Hay cierres que duelen más allá de los números. En Concepción del Uruguay, el cierre de una planta de combustible encendió las alarmas del municipio, que salió a advertir sobre un impacto que va mucho más allá de los puestos de trabajo perdidos.
La intendencia de José Eduardo Lauritto fue directa en su diagnóstico: el cierre “representa la pérdida de una infraestructura estratégica y desvanece cualquier expectativa de una futura recuperación”. No es una frase menor. Cuando un gobierno local habla de infraestructura estratégica, está diciendo que lo que se pierde no se reemplaza fácil, ni rápido, ni barato.
El planteo municipal apunta a tres dimensiones del problema. La económica, que implica la caída de actividad productiva y el impacto en la cadena de proveedores y servicios vinculados. La laboral, con trabajadores que quedan en el aire en una ciudad que no sobra de opciones. Y la simbólica, quizás la más difícil de cuantificar pero no por eso menos real: perder una instalación de este tipo manda una señal negativa sobre el futuro industrial de la zona.
La palabra “simbólica” en boca de un gobierno no es retórica vacía. Es el reconocimiento de que ciertas infraestructuras anclan a una comunidad a una idea de desarrollo posible. Cuando desaparecen, se lleva también esa narrativa. Y reconstruirla cuesta el doble.

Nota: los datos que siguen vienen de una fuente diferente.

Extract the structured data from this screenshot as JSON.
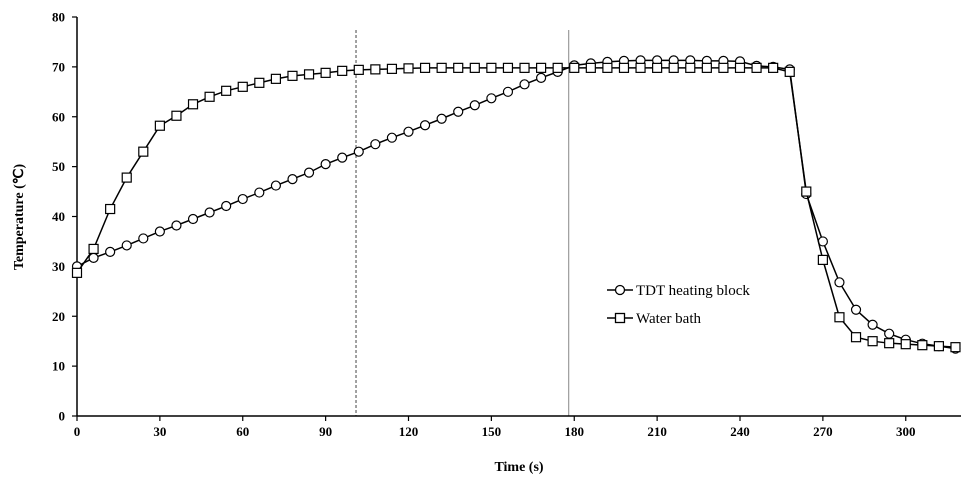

Lo que preocupa, además, es la referencia a “cualquier expectativa de recuperación futura”. Esa frase sugiere que el cierre no es solo una mala noticia presente, sino que cierra puertas hacia adelante: sin la planta, determinados proyectos o inversiones simplemente dejan de ser viables en la región.
Concepción del Uruguay es una ciudad con historia industrial y vocación productiva. Que una instalación vinculada al sector energético baje sus persianas no es un dato menor en ese contexto. El municipio ya puso el tema sobre la mesa; ahora la pregunta es si habrá respuesta desde la provincia o desde el sector privado antes de que el daño se vuelva irreversible.